Inside each float tank – large white pods that look like something “The Jetsons” would ride into space – are 900 pounds of Epsom salt and 250 gallons of water, which amounts to about 10 inches of water lapping around the inside. A light refracts beams of blue through the water, casting a calming glow all around.
After a scrub down in the shower, you get in the pod in your birthday suit. The water’s salinity immediately coats your skin in a silky layer and allows your entire body to float without effort. When you lower the pod’s lid and the blue light shuts off, so do your senses. For 90 minutes your brain can disconnect from the stimulus of any sensation to your body, leading it to wonder.
A manner of deep meditation is what Mark was looking for from his first floating experience, and that’s exactly what he got. He said the deprivation of the tank allows you to reach a level of consciousness strived to by Buddhist monks in their deepest levels of meditation.
“It’s like a gravity free environment.
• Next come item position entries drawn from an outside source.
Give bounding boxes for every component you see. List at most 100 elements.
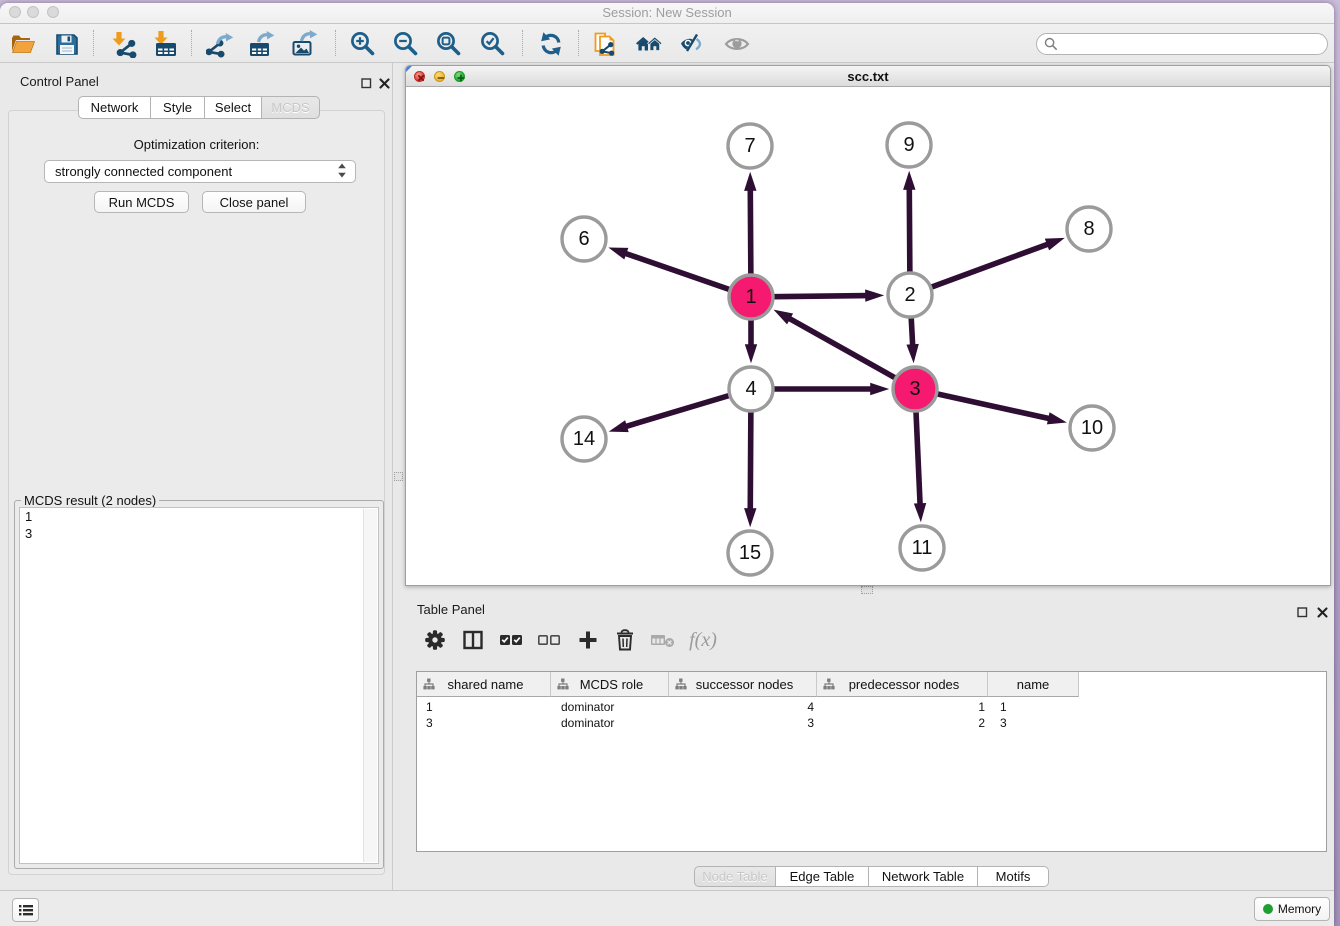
horizontal-split-handle[interactable] bbox=[394, 472, 403, 481]
zoom-in-icon[interactable] bbox=[348, 29, 378, 59]
mcds-result-group: MCDS result (2 nodes) 13 bbox=[14, 500, 384, 869]
select-all-icon[interactable] bbox=[494, 623, 528, 657]
main-toolbar bbox=[0, 24, 1334, 63]
svg-text:1: 1 bbox=[745, 286, 756, 308]
toolbar-separator bbox=[578, 30, 579, 56]
app-window: Session: New Session bbox=[0, 3, 1334, 926]
table-cell[interactable]: 2 bbox=[817, 715, 985, 731]
column-type-icon bbox=[557, 678, 569, 690]
dropdown-chevrons-icon bbox=[337, 163, 347, 181]
run-mcds-button[interactable]: Run MCDS bbox=[94, 191, 189, 213]
table-cell[interactable]: 3 bbox=[426, 715, 548, 731]
import-table-icon[interactable] bbox=[151, 29, 181, 59]
table-cell[interactable]: dominator bbox=[561, 699, 667, 715]
svg-text:11: 11 bbox=[912, 537, 933, 559]
mcds-result-item[interactable]: 1 bbox=[20, 508, 378, 525]
tab-select[interactable]: Select bbox=[204, 96, 262, 119]
network-window: scc.txt 7968124314101511 bbox=[405, 65, 1331, 586]
titlebar: Session: New Session bbox=[0, 3, 1334, 24]
svg-text:15: 15 bbox=[739, 542, 761, 564]
optimization-dropdown[interactable]: strongly connected component bbox=[44, 160, 356, 183]
toolbar-separator bbox=[335, 30, 336, 56]
table-row[interactable]: 3dominator323 bbox=[417, 715, 1326, 731]
memory-button[interactable]: Memory bbox=[1254, 897, 1330, 921]
tab-style[interactable]: Style bbox=[150, 96, 205, 119]
float-window-icon[interactable] bbox=[361, 77, 372, 92]
task-list-icon bbox=[18, 903, 34, 917]
export-image-icon[interactable] bbox=[290, 29, 320, 59]
export-network-icon[interactable] bbox=[205, 29, 235, 59]
svg-text:8: 8 bbox=[1083, 218, 1094, 240]
table-cell[interactable]: 1 bbox=[426, 699, 548, 715]
search-input[interactable] bbox=[1036, 33, 1328, 55]
control-panel-tabs: NetworkStyleSelectMCDS bbox=[78, 96, 320, 119]
column-header-name[interactable]: name bbox=[988, 672, 1079, 697]
svg-text:10: 10 bbox=[1081, 417, 1103, 439]
svg-text:4: 4 bbox=[745, 378, 756, 400]
open-session-icon[interactable] bbox=[8, 29, 38, 59]
table-cell[interactable]: 4 bbox=[669, 699, 814, 715]
zoom-fit-icon[interactable] bbox=[434, 29, 464, 59]
zoom-selected-icon[interactable] bbox=[478, 29, 508, 59]
function-icon: f(x) bbox=[686, 623, 720, 657]
column-type-icon bbox=[823, 678, 835, 690]
table-cell[interactable]: 1 bbox=[1000, 699, 1079, 715]
svg-text:14: 14 bbox=[573, 428, 595, 450]
table-close-panel-icon[interactable] bbox=[1317, 606, 1328, 621]
delete-icon[interactable] bbox=[608, 623, 642, 657]
deselect-all-icon[interactable] bbox=[532, 623, 566, 657]
first-neighbors-icon[interactable] bbox=[634, 29, 664, 59]
tab-motifs[interactable]: Motifs bbox=[977, 866, 1049, 887]
tab-node-table[interactable]: Node Table bbox=[694, 866, 776, 887]
optimization-dropdown-value: strongly connected component bbox=[55, 164, 232, 179]
gear-icon[interactable] bbox=[418, 623, 452, 657]
table-panel-tabs: Node TableEdge TableNetwork TableMotifs bbox=[694, 866, 1049, 887]
column-header-shared-name[interactable]: shared name bbox=[417, 672, 551, 697]
tab-edge-table[interactable]: Edge Table bbox=[775, 866, 869, 887]
optimization-label: Optimization criterion: bbox=[0, 137, 393, 152]
hide-details-icon[interactable] bbox=[677, 29, 707, 59]
tab-mcds[interactable]: MCDS bbox=[261, 96, 320, 119]
column-header-MCDS-role[interactable]: MCDS role bbox=[551, 672, 669, 697]
toolbar-separator bbox=[191, 30, 192, 56]
table-cell[interactable]: dominator bbox=[561, 715, 667, 731]
network-window-title: scc.txt bbox=[406, 69, 1330, 84]
memory-label: Memory bbox=[1278, 902, 1321, 916]
column-header-predecessor-nodes[interactable]: predecessor nodes bbox=[817, 672, 988, 697]
table-panel-title: Table Panel bbox=[417, 602, 485, 617]
clone-network-icon[interactable] bbox=[591, 29, 621, 59]
svg-text:6: 6 bbox=[578, 228, 589, 250]
tab-network-table[interactable]: Network Table bbox=[868, 866, 978, 887]
svg-text:7: 7 bbox=[744, 135, 755, 157]
export-table-icon[interactable] bbox=[247, 29, 277, 59]
frame-corner-decoration bbox=[406, 66, 412, 72]
table-panel: Table Panel bbox=[398, 597, 1334, 890]
search-icon bbox=[1044, 37, 1058, 51]
columns-icon[interactable] bbox=[456, 623, 490, 657]
mcds-result-list[interactable]: 13 bbox=[19, 507, 379, 864]
table-float-window-icon[interactable] bbox=[1297, 606, 1308, 621]
save-session-icon[interactable] bbox=[52, 29, 82, 59]
refresh-icon[interactable] bbox=[536, 29, 566, 59]
vertical-split-handle[interactable] bbox=[861, 586, 873, 594]
table-row[interactable]: 1dominator411 bbox=[417, 699, 1326, 715]
tab-network[interactable]: Network bbox=[78, 96, 151, 119]
table-cell[interactable]: 3 bbox=[669, 715, 814, 731]
close-panel-icon[interactable] bbox=[379, 77, 390, 92]
show-details-icon bbox=[722, 29, 752, 59]
column-header-successor-nodes[interactable]: successor nodes bbox=[669, 672, 817, 697]
result-scrollbar[interactable] bbox=[363, 509, 377, 862]
import-network-icon[interactable] bbox=[109, 29, 139, 59]
task-history-button[interactable] bbox=[12, 898, 39, 922]
table-cell[interactable]: 1 bbox=[817, 699, 985, 715]
table-cell[interactable]: 3 bbox=[1000, 715, 1079, 731]
network-canvas[interactable]: 7968124314101511 bbox=[406, 87, 1330, 586]
add-icon[interactable] bbox=[571, 623, 605, 657]
mcds-result-item[interactable]: 3 bbox=[20, 525, 378, 542]
svg-text:3: 3 bbox=[909, 378, 920, 400]
zoom-out-icon[interactable] bbox=[391, 29, 421, 59]
control-panel: Control Panel NetworkStyleSelectMCDS Opt… bbox=[0, 63, 393, 890]
toolbar-separator bbox=[93, 30, 94, 56]
column-type-icon bbox=[423, 678, 435, 690]
close-panel-button[interactable]: Close panel bbox=[202, 191, 306, 213]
It’s like having the feeling of being in outer space, like your mind is in space,” he said.
It takes a while to free yourself of all the everyday thoughts plaguing your brain, but it’s a great place to be once you get there, Laurie said.
“We’re so over stimulated, I think people just need a break,” she said.
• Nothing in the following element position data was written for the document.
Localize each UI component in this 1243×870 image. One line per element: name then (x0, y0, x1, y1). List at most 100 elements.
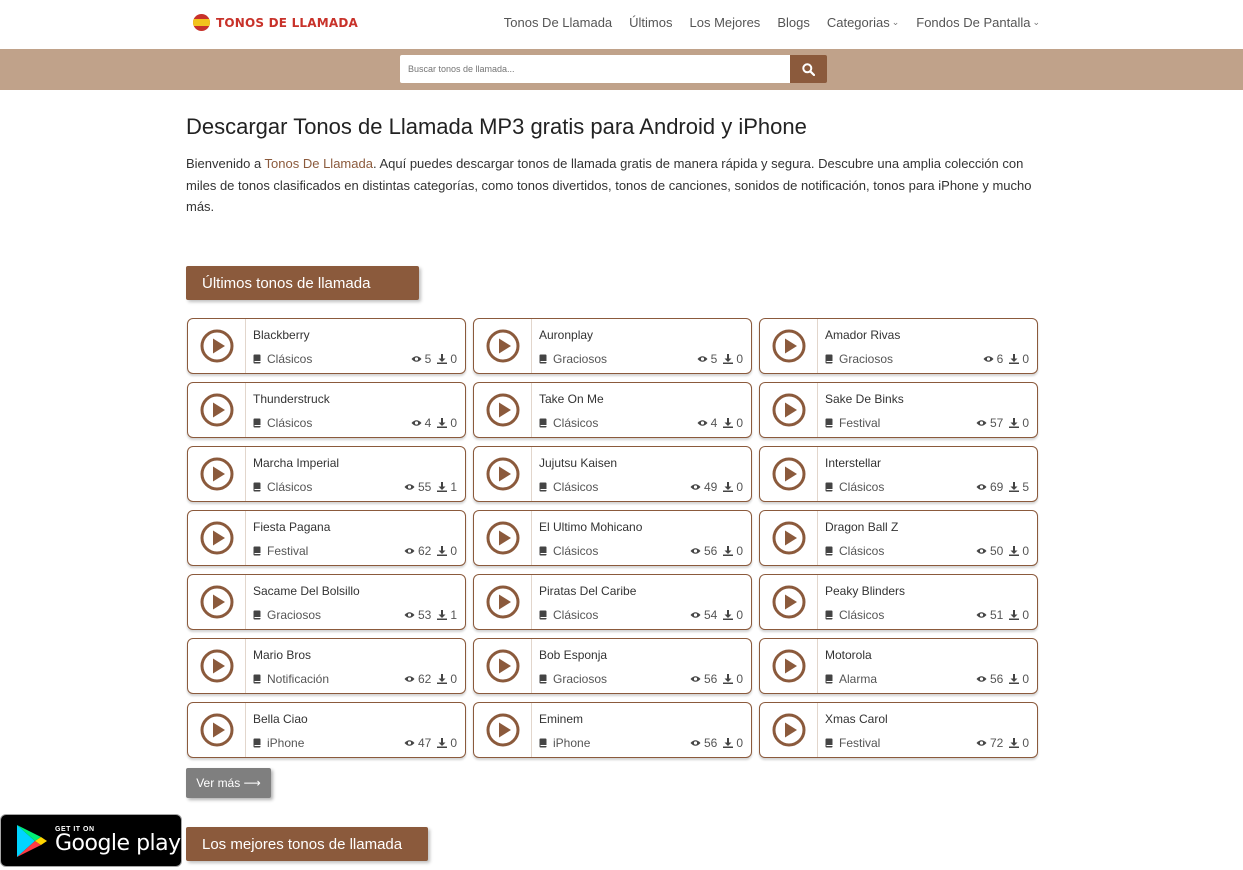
ringtone-card[interactable]: Sacame Del Bolsillo Graciosos 53 1 (187, 574, 466, 630)
ringtone-category[interactable]: Graciosos (539, 672, 690, 686)
nav-item-tonos[interactable]: Tonos De Llamada (504, 15, 612, 30)
ringtone-category[interactable]: Festival (825, 416, 976, 430)
nav-item-categorias[interactable]: Categorias ⌄ (827, 15, 899, 30)
ringtone-category[interactable]: Clásicos (539, 544, 690, 558)
play-button[interactable] (760, 319, 818, 373)
play-button[interactable] (474, 447, 532, 501)
ringtone-card[interactable]: Sake De Binks Festival 57 0 (759, 382, 1038, 438)
ringtone-title[interactable]: Sake De Binks (825, 392, 1029, 406)
ringtone-title[interactable]: Piratas Del Caribe (539, 584, 743, 598)
play-button[interactable] (760, 383, 818, 437)
ringtone-title[interactable]: Motorola (825, 648, 1029, 662)
ringtone-title[interactable]: Peaky Blinders (825, 584, 1029, 598)
ringtone-category[interactable]: iPhone (539, 736, 690, 750)
nav-item-fondos[interactable]: Fondos De Pantalla ⌄ (916, 15, 1040, 30)
ringtone-category[interactable]: Clásicos (539, 480, 690, 494)
ringtone-category[interactable]: Clásicos (539, 416, 697, 430)
play-button[interactable] (188, 639, 246, 693)
play-button[interactable] (760, 639, 818, 693)
ringtone-title[interactable]: Jujutsu Kaisen (539, 456, 743, 470)
play-button[interactable] (188, 383, 246, 437)
ringtone-title[interactable]: Interstellar (825, 456, 1029, 470)
ringtone-title[interactable]: Eminem (539, 712, 743, 726)
nav-item-ultimos[interactable]: Últimos (629, 15, 672, 30)
play-button[interactable] (188, 703, 246, 757)
play-button[interactable] (474, 511, 532, 565)
ringtone-card[interactable]: Thunderstruck Clásicos 4 0 (187, 382, 466, 438)
ringtone-card[interactable]: Dragon Ball Z Clásicos 50 0 (759, 510, 1038, 566)
ringtone-category[interactable]: iPhone (253, 736, 404, 750)
ringtone-category[interactable]: Clásicos (825, 608, 976, 622)
ringtone-card[interactable]: Jujutsu Kaisen Clásicos 49 0 (473, 446, 752, 502)
ringtone-card[interactable]: Fiesta Pagana Festival 62 0 (187, 510, 466, 566)
see-more-button[interactable]: Ver más ⟶ (186, 768, 271, 798)
search-input[interactable] (400, 55, 790, 83)
ringtone-title[interactable]: Sacame Del Bolsillo (253, 584, 457, 598)
ringtone-category[interactable]: Notificación (253, 672, 404, 686)
latest-section-heading[interactable]: Últimos tonos de llamada (186, 266, 419, 300)
ringtone-title[interactable]: Fiesta Pagana (253, 520, 457, 534)
ringtone-card[interactable]: Peaky Blinders Clásicos 51 0 (759, 574, 1038, 630)
play-button[interactable] (760, 447, 818, 501)
play-button[interactable] (760, 703, 818, 757)
ringtone-title[interactable]: El Ultimo Mohicano (539, 520, 743, 534)
google-play-badge[interactable]: GET IT ON Google play (0, 814, 182, 867)
ringtone-card[interactable]: Marcha Imperial Clásicos 55 1 (187, 446, 466, 502)
ringtone-category[interactable]: Graciosos (253, 608, 404, 622)
ringtone-title[interactable]: Take On Me (539, 392, 743, 406)
site-logo[interactable]: TONOS DE LLAMADA (193, 14, 358, 31)
ringtone-category[interactable]: Festival (825, 736, 976, 750)
views-count: 50 (976, 544, 1003, 558)
ringtone-category[interactable]: Clásicos (253, 416, 411, 430)
play-button[interactable] (760, 575, 818, 629)
ringtone-category[interactable]: Clásicos (825, 480, 976, 494)
ringtone-category[interactable]: Festival (253, 544, 404, 558)
ringtone-card[interactable]: Motorola Alarma 56 0 (759, 638, 1038, 694)
ringtone-card[interactable]: Bob Esponja Graciosos 56 0 (473, 638, 752, 694)
ringtone-card[interactable]: Eminem iPhone 56 0 (473, 702, 752, 758)
ringtone-card[interactable]: Xmas Carol Festival 72 0 (759, 702, 1038, 758)
ringtone-card[interactable]: Bella Ciao iPhone 47 0 (187, 702, 466, 758)
ringtone-card[interactable]: El Ultimo Mohicano Clásicos 56 0 (473, 510, 752, 566)
ringtone-title[interactable]: Amador Rivas (825, 328, 1029, 342)
ringtone-category[interactable]: Graciosos (825, 352, 983, 366)
ringtone-title[interactable]: Auronplay (539, 328, 743, 342)
play-button[interactable] (474, 639, 532, 693)
ringtone-category[interactable]: Graciosos (539, 352, 697, 366)
play-button[interactable] (188, 575, 246, 629)
ringtone-title[interactable]: Xmas Carol (825, 712, 1029, 726)
ringtone-title[interactable]: Mario Bros (253, 648, 457, 662)
ringtone-category[interactable]: Alarma (825, 672, 976, 686)
best-section-heading[interactable]: Los mejores tonos de llamada (186, 827, 428, 861)
play-button[interactable] (188, 511, 246, 565)
ringtone-category[interactable]: Clásicos (539, 608, 690, 622)
play-button[interactable] (474, 575, 532, 629)
ringtone-title[interactable]: Marcha Imperial (253, 456, 457, 470)
ringtone-card[interactable]: Take On Me Clásicos 4 0 (473, 382, 752, 438)
ringtone-card[interactable]: Interstellar Clásicos 69 5 (759, 446, 1038, 502)
play-button[interactable] (474, 319, 532, 373)
ringtone-title[interactable]: Blackberry (253, 328, 457, 342)
ringtone-card[interactable]: Mario Bros Notificación 62 0 (187, 638, 466, 694)
intro-link[interactable]: Tonos De Llamada (265, 156, 373, 171)
ringtone-card[interactable]: Blackberry Clásicos 5 0 (187, 318, 466, 374)
ringtone-card[interactable]: Auronplay Graciosos 5 0 (473, 318, 752, 374)
play-button[interactable] (760, 511, 818, 565)
play-button[interactable] (188, 447, 246, 501)
nav-item-blogs[interactable]: Blogs (777, 15, 810, 30)
ringtone-category[interactable]: Clásicos (825, 544, 976, 558)
play-button[interactable] (474, 383, 532, 437)
search-button[interactable] (790, 55, 827, 83)
ringtone-title[interactable]: Bob Esponja (539, 648, 743, 662)
ringtone-category[interactable]: Clásicos (253, 352, 411, 366)
ringtone-title[interactable]: Bella Ciao (253, 712, 457, 726)
play-button[interactable] (474, 703, 532, 757)
book-icon (539, 418, 547, 428)
ringtone-card[interactable]: Amador Rivas Graciosos 6 0 (759, 318, 1038, 374)
nav-item-mejores[interactable]: Los Mejores (690, 15, 761, 30)
ringtone-title[interactable]: Thunderstruck (253, 392, 457, 406)
ringtone-title[interactable]: Dragon Ball Z (825, 520, 1029, 534)
play-button[interactable] (188, 319, 246, 373)
ringtone-card[interactable]: Piratas Del Caribe Clásicos 54 0 (473, 574, 752, 630)
ringtone-category[interactable]: Clásicos (253, 480, 404, 494)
The floating craze has caught on big time in Europe and Canada, with float centers gradually popping up across the west coast of the U.S. The Bowers hope to introduce the practice up and down the east coast – starting in Baldwin Park.
Before their doors even opened, the couple said they had a steady stream of folks stopping in to see what the shop was all about. Chiropractors and athletes, IT workers and new moms, people from ages 15 to 80 with all different backgrounds have shown interest in the practice, Laurie said. Floating offers something different for everyone.
“I think self-care is the new health-care,” Mark said. “I think a lot of people are looking for new and different ways to better their bodies. And this is a way to do it.”